Juan Domingo Argüelles se encargó de elaborar la Antología general de la poesía mexicana (Editorial Océano), cuyo segundo volumen apareció en semanas recientes, lo que le permite valorar la riqueza y diversidad del género en nuestro país, de ahí incluso la dificultad para definir sus ejes, “porque lo mismo nos encontramos con poesía social, de la forma, emotiva, experimental, coloquial y otra muy rigurosa de la forma y los contenidos”.

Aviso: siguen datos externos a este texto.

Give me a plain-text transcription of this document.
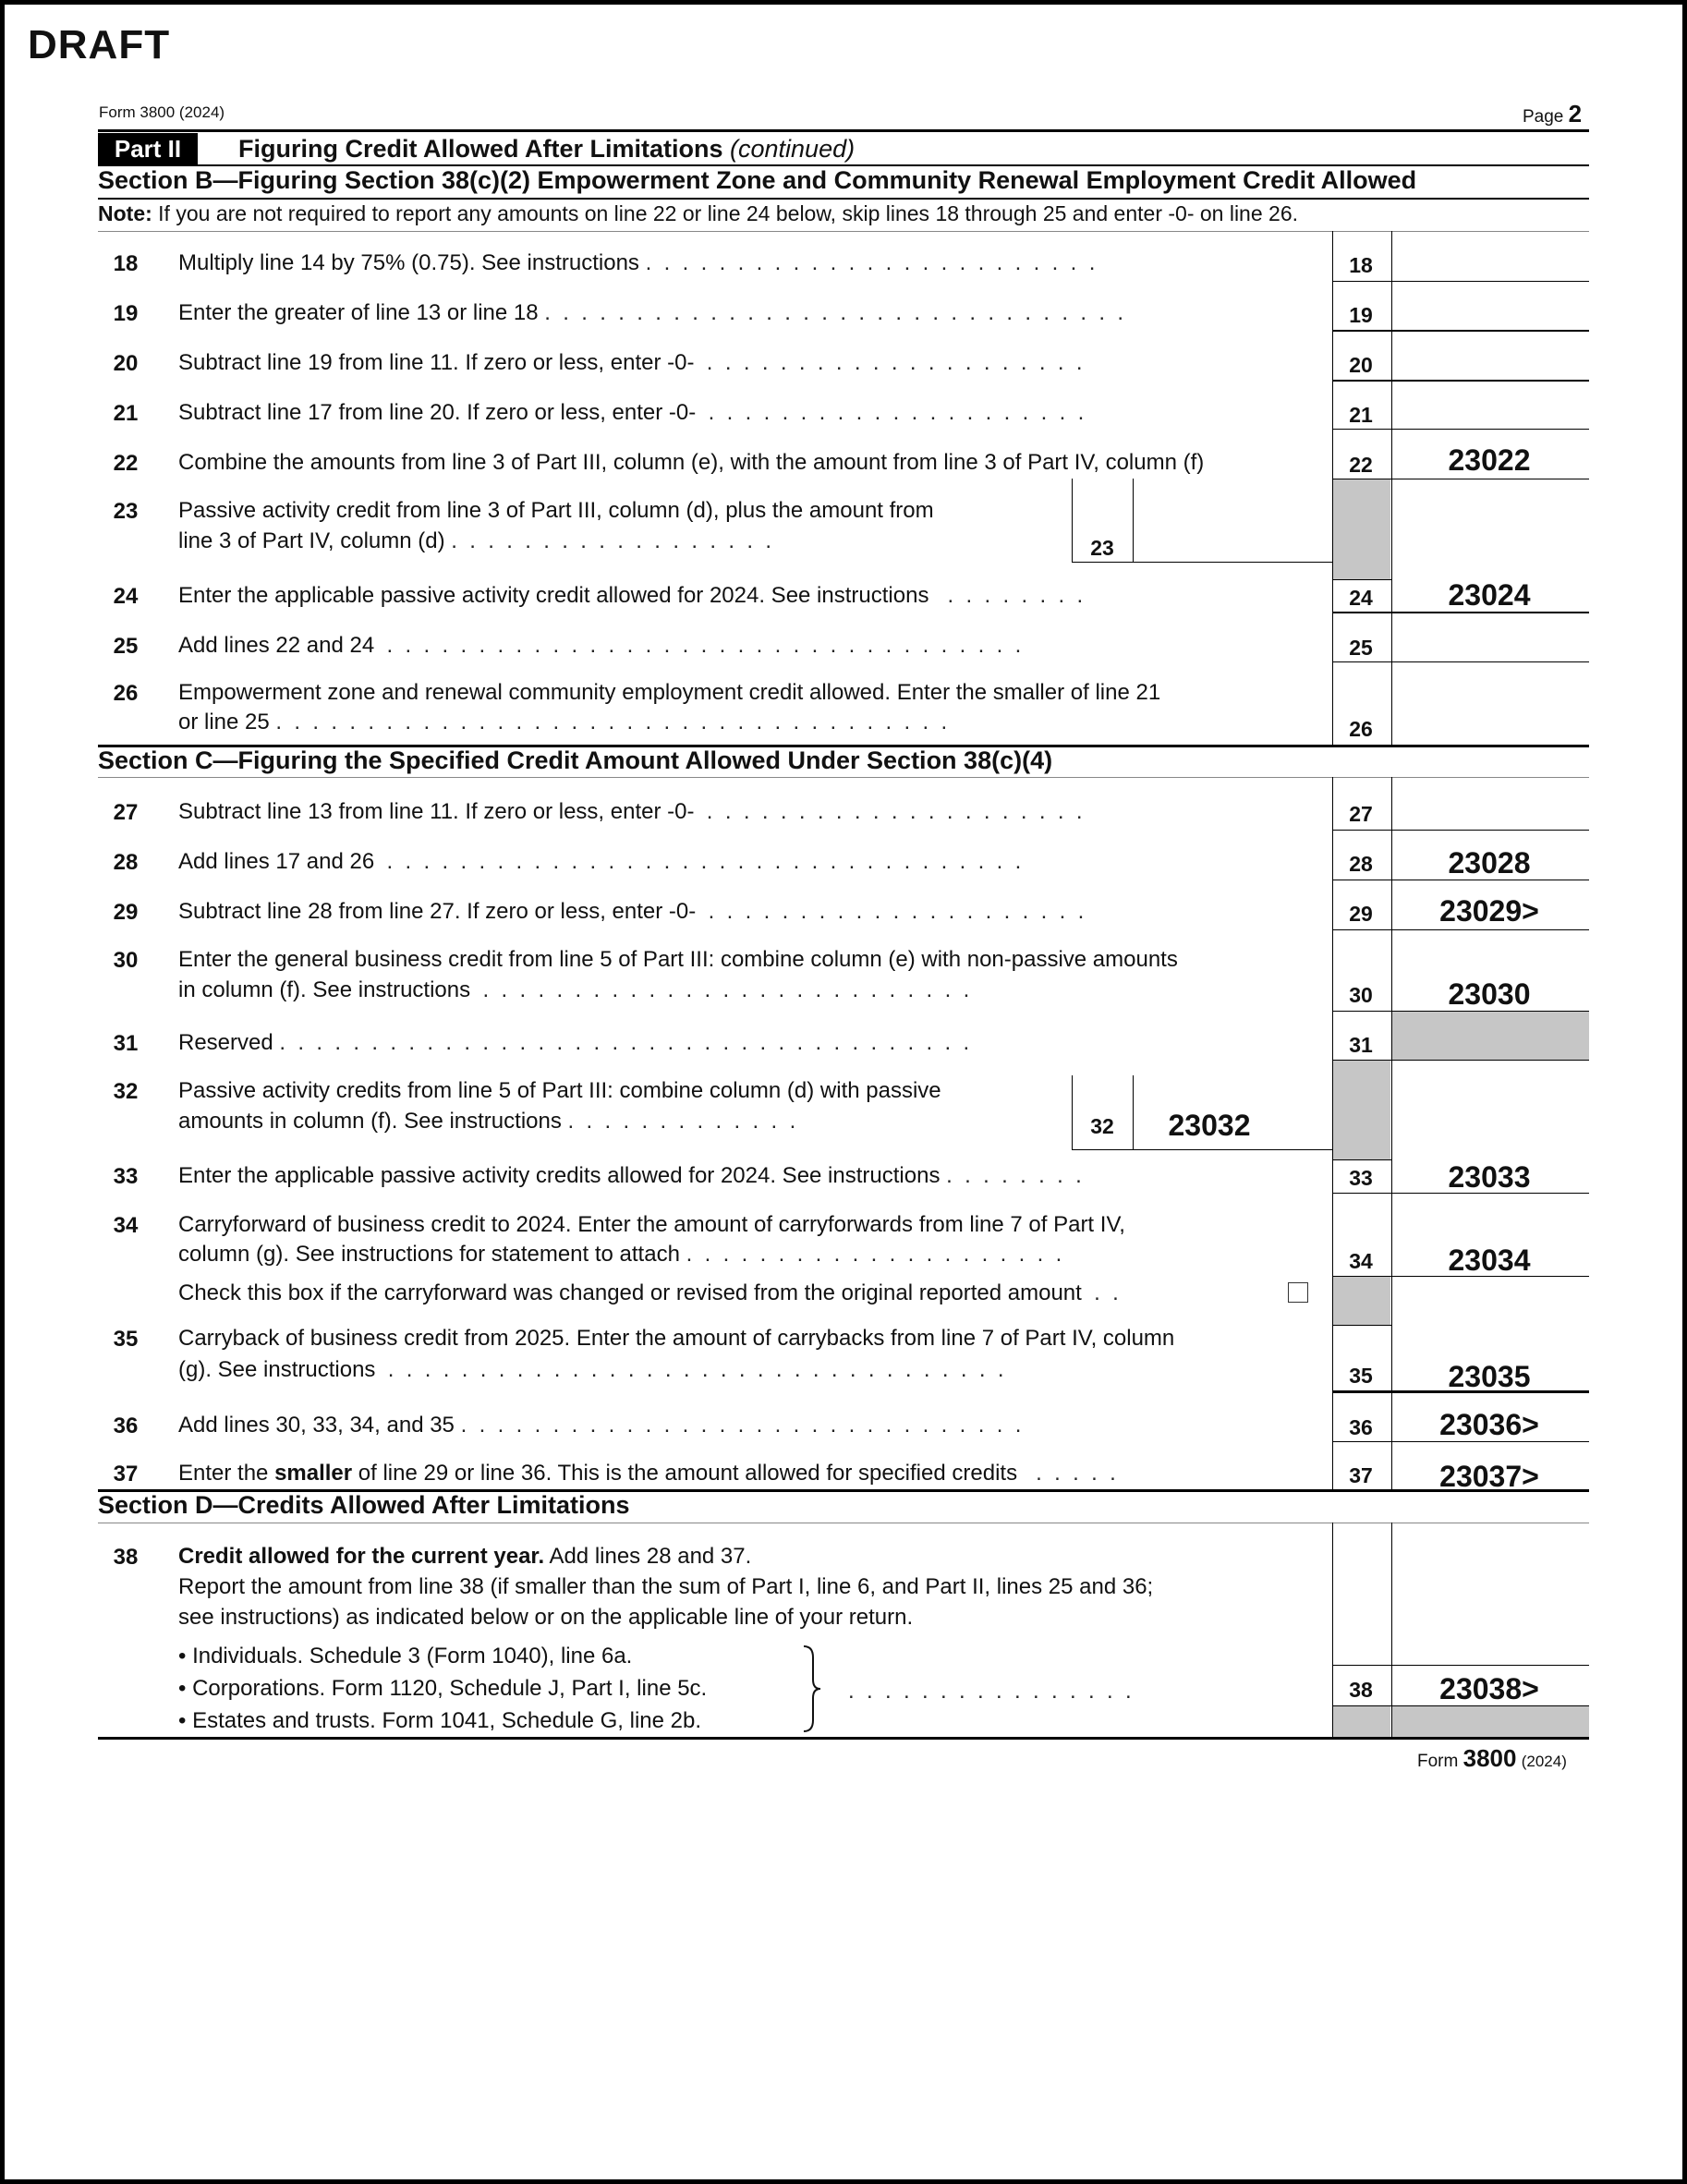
DRAFT
Form 3800 (2024)	Page 2
Part II	Figuring Credit Allowed After Limitations (continued)
Section B—Figuring Section 38(c)(2) Empowerment Zone and Community Renewal Employment Credit Allowed
Note: If you are not required to report any amounts on line 22 or line 24 below, skip lines 18 through 25 and enter -0- on line 26.
18	Multiply line 14 by 75% (0.75). See instructions .  .  .  .  .  .  .  .  .  .  .  .  .  .  .  .  .  .  .  .  .  .  .  .  .	18
19	Enter the greater of line 13 or line 18 .  .  .  .  .  .  .  .  .  .  .  .  .  .  .  .  .  .  .  .  .  .  .  .  .  .  .  .  .  .  .  .	19
20	Subtract line 19 from line 11. If zero or less, enter -0-  .  .  .  .  .  .  .  .  .  .  .  .  .  .  .  .  .  .  .  .  .	20
21	Subtract line 17 from line 20. If zero or less, enter -0-  .  .  .  .  .  .  .  .  .  .  .  .  .  .  .  .  .  .  .  .  .	21
22	Combine the amounts from line 3 of Part III, column (e), with the amount from line 3 of Part IV, column (f)	22	23022
23	Passive activity credit from line 3 of Part III, column (d), plus the amount from
line 3 of Part IV, column (d) .  .  .  .  .  .  .  .  .  .  .  .  .  .  .  .  .  .	23
24	Enter the applicable passive activity credit allowed for 2024. See instructions   .  .  .  .  .  .  .  .	24	23024
25	Add lines 22 and 24  .  .  .  .  .  .  .  .  .  .  .  .  .  .  .  .  .  .  .  .  .  .  .  .  .  .  .  .  .  .  .  .  .  .  .	25
26	Empowerment zone and renewal community employment credit allowed. Enter the smaller of line 21
or line 25 .  .  .  .  .  .  .  .  .  .  .  .  .  .  .  .  .  .  .  .  .  .  .  .  .  .  .  .  .  .  .  .  .  .  .  .  .	26
Section C—Figuring the Specified Credit Amount Allowed Under Section 38(c)(4)
27	Subtract line 13 from line 11. If zero or less, enter -0-  .  .  .  .  .  .  .  .  .  .  .  .  .  .  .  .  .  .  .  .  .	27
28	Add lines 17 and 26  .  .  .  .  .  .  .  .  .  .  .  .  .  .  .  .  .  .  .  .  .  .  .  .  .  .  .  .  .  .  .  .  .  .  .	28	23028
29	Subtract line 28 from line 27. If zero or less, enter -0-  .  .  .  .  .  .  .  .  .  .  .  .  .  .  .  .  .  .  .  .  .	29	23029>
30	Enter the general business credit from line 5 of Part III: combine column (e) with non-passive amounts
in column (f). See instructions  .  .  .  .  .  .  .  .  .  .  .  .  .  .  .  .  .  .  .  .  .  .  .  .  .  .  .	30	23030
31	Reserved .  .  .  .  .  .  .  .  .  .  .  .  .  .  .  .  .  .  .  .  .  .  .  .  .  .  .  .  .  .  .  .  .  .  .  .  .  .	31
32	Passive activity credits from line 5 of Part III: combine column (d) with passive
amounts in column (f). See instructions .  .  .  .  .  .  .  .  .  .  .  .  .	32	23032
33	Enter the applicable passive activity credits allowed for 2024. See instructions .  .  .  .  .  .  .  .	33	23033
34	Carryforward of business credit to 2024. Enter the amount of carryforwards from line 7 of Part IV,
column (g). See instructions for statement to attach .  .  .  .  .  .  .  .  .  .  .  .  .  .  .  .  .  .  .  .  .	34	23034
Check this box if the carryforward was changed or revised from the original reported amount  .  .
35	Carryback of business credit from 2025. Enter the amount of carrybacks from line 7 of Part IV, column
(g). See instructions  .  .  .  .  .  .  .  .  .  .  .  .  .  .  .  .  .  .  .  .  .  .  .  .  .  .  .  .  .  .  .  .  .  .	35	23035
36	Add lines 30, 33, 34, and 35 .  .  .  .  .  .  .  .  .  .  .  .  .  .  .  .  .  .  .  .  .  .  .  .  .  .  .  .  .  .  .	36	23036>
37	Enter the smaller of line 29 or line 36. This is the amount allowed for specified credits   .  .  .  .  .	37	23037>
Section D—Credits Allowed After Limitations
38	Credit allowed for the current year. Add lines 28 and 37.
Report the amount from line 38 (if smaller than the sum of Part I, line 6, and Part II, lines 25 and 36;
see instructions) as indicated below or on the applicable line of your return.
• Individuals. Schedule 3 (Form 1040), line 6a.
• Corporations. Form 1120, Schedule J, Part I, line 5c.
• Estates and trusts. Form 1041, Schedule G, line 2b.
.  .  .  .  .  .  .  .  .  .  .  .  .  .  .  .	38	23038>
Form 3800 (2024)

“A partir del ejercicio, lo que encuentro es que de la gente que produce poesía en la actualidad, gente ya muy conocida o muy joven, podemos hablar de un millar de poetas en plena producción, de los cuales en el segundo volumen recojo apenas 167 autores: si uno se va a Zacatecas se encuentra a 100 poetas por allá, en Nayarit otros 30. El gran problema es que los poetas están publicando para los propios poetas”.

Para él, uno de los grandes problemas es que no hay un ejercicio de retroalimentación con los lectores y se publican muchos libros que solo se conocen en el circuito de los propios poetas, porque no existe un circuito amplio para la distribución. Sin embargo, está convencido de que “la poesía seguirá más allá de las publicaciones: nunca faltarán los lectores de poesía”.